O zaman, insanlığın yaklaşık altı bin yıldır çözüm bulamadığı bir konu hakkında boş yere zaman harcayıp çene patlatmadan, gençleri anlamalı ve bu gereksiz çatışmaya son verilmeli diye düşünüyorum. Üstelik gençler yaşamadıkları bir yaşam tarzını, bizim hayatımızı yargılamıyor; ancak bizim yaşadığımız, belki de yaşayamadığımız bir gençliği acımasızca eleştirmemiz, gerçekleştiremediğimiz hayallerimizin bir sonucu mudur, diye de düşünmek gerekir.
Peki, ülkemizde gençlik nereye gidiyor?
Türkiye 26 milyonu aşkın öğrenci sayısıyla birçok Avrupa ülkesinin nüfusundan fazla öğrenciye okullarda eğitim vermektedir. 19 milyonu aşkın ilköğretim ve ortaöğretim öğrencisi ile 7 milyonu aşkın üniversite öğrencisi Türkiye nüfusunun da yaklaşık % 30’unu oluşturmaktadır. Bu sayıya 25 yaş altı okumayan gençleri de eklersek sayı daha da yükselir. 15-25 arası gençlerimiz ise yaklaşık 13 milyondur ve nüfusumuzun  %15’ine denk gelir. 
90’lı yılların sonu ve iki binli yılların başında doğan bu gençler, günümüz tabiriyle Z kuşağını oluşturmaktadırlar.
Peki bu denli genç bir nüfusa sahip ülkemizde, genlerin gelecekleriyle ilgili ve ülkemize katacakları değerler ile ilgili nasıl bir planlama yapılmıştır?  Doğrusu bunu pek bilmiyoruz. 
Ancak özellikle son yıllarda, iyi eğitim almış gençlerimizin daha mutlu bir yaşam sürmek ve ekonomik yönden beklentilerini karşılayabilmek amacıyla yurt dışına gittiklerini biliyoruz. 
Yurt dışına gitme imkanı olmayan veya gitmeyi tercih etmeyen üniversite mezunu gençlerin de yaklaşık üçte biri işsiz…
TÜİK verilerine göre gençlerde işgücüne katılma oranı erkeklerde %71,3, kadınlarda ise %35,5’tir. 15-24 yaş grubunu kapsayan gençlerde ise işsizlik oranı %20,4’tür. Bu yaş grubunda işsizlik oranı; erkeklerde %16,3, kadınlarda ise %27,9 olarak verilmektedir.
Yine TÜİK verilerine göre 18-29 yaş grubundaki gençlerin yüzde 76'sı "daha iyi bir gelecek için" yurtdışında yaşamak istemektedir. İşsizlik, hayat pahalılığı, eğitim, adaletsizlik gibi gerekçelerle yurt dışına giden gençlerimizin büyük bir çoğunluğu, Türkiye’de bu imkanların sağlanması durumunda ise kendi ülkesinde kalabileceğini söylüyor.

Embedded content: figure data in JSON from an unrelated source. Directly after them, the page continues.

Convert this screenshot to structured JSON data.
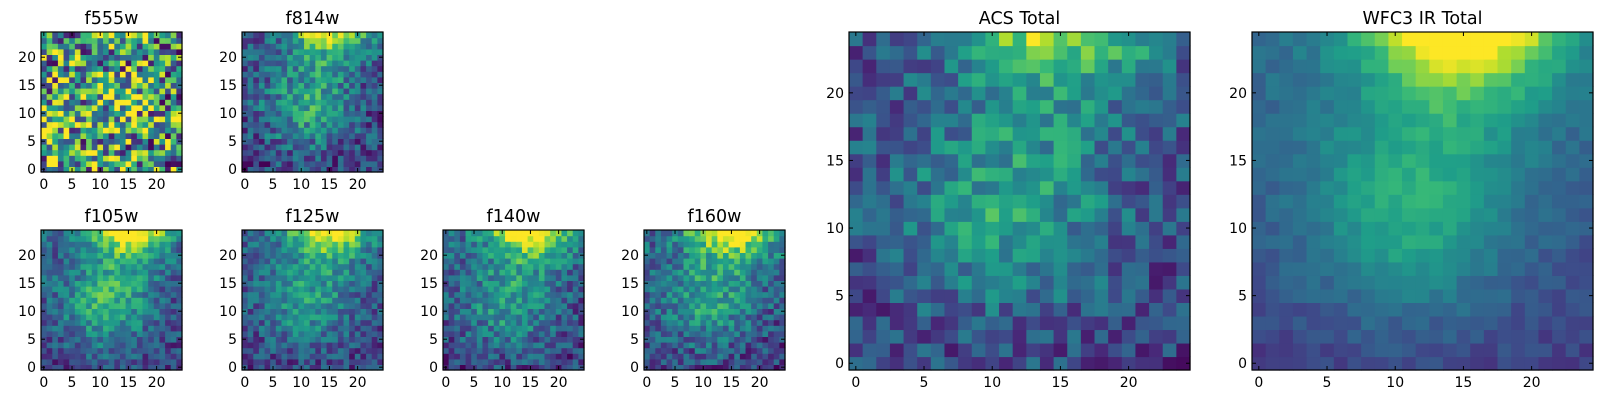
{
  "chart_data": {
    "type": "heatmap",
    "colormap": "viridis",
    "grid_size": 25,
    "xlim": [
      0,
      24
    ],
    "ylim": [
      0,
      24
    ],
    "grid": false,
    "x_ticks": [
      0,
      5,
      10,
      15,
      20
    ],
    "y_ticks": [
      0,
      5,
      10,
      15,
      20
    ],
    "panels": [
      {
        "title": "f555w",
        "noise": 0.55,
        "top": 0.05,
        "center": 0.1,
        "bottom": 0.02
      },
      {
        "title": "f814w",
        "noise": 0.22,
        "top": 0.7,
        "center": 0.35,
        "bottom": 0.2
      },
      {
        "title": "f105w",
        "noise": 0.18,
        "top": 0.85,
        "center": 0.4,
        "bottom": 0.3
      },
      {
        "title": "f125w",
        "noise": 0.18,
        "top": 0.8,
        "center": 0.3,
        "bottom": 0.3
      },
      {
        "title": "f140w",
        "noise": 0.2,
        "top": 0.85,
        "center": 0.3,
        "bottom": 0.35
      },
      {
        "title": "f160w",
        "noise": 0.2,
        "top": 0.85,
        "center": 0.3,
        "bottom": 0.4
      },
      {
        "title": "ACS Total",
        "noise": 0.18,
        "top": 0.6,
        "center": 0.35,
        "bottom": 0.2
      },
      {
        "title": "WFC3 IR Total",
        "noise": 0.06,
        "top": 0.85,
        "center": 0.35,
        "bottom": 0.45
      }
    ]
  }
}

Bu kısa veriler ışığında bir değerlendirme yapacak olursak, gençlerimizin önemli bir kısmı iş gücüne katılamayarak bundan ülke ekonomisi zarara uğrarken, işsiz kalan gençler de ümitsizlik ve karamsarlık içinde yurt dışına gitmek de dahil arayışlarını sürdürmektedirler.

İleri teknoloji üretme kabiliyeti olan, ülkemizin gözde üniversitelerinde okumuş gençlerimizin yurt dışına gitmeleri ise içimizi en çok acıtan konudur. 

Bu gençler için güven ortamı oluşturmak, adaleti sağlamak, baskı yapmadan onların düşüncelerine değer vermek, liyakat sahibi olanların önünü açmak beyin göçümüzü önemli ölçüde engelleyecektir.

Ülkemiz, bizim gençlerimizin omuzlarında yükselecektir.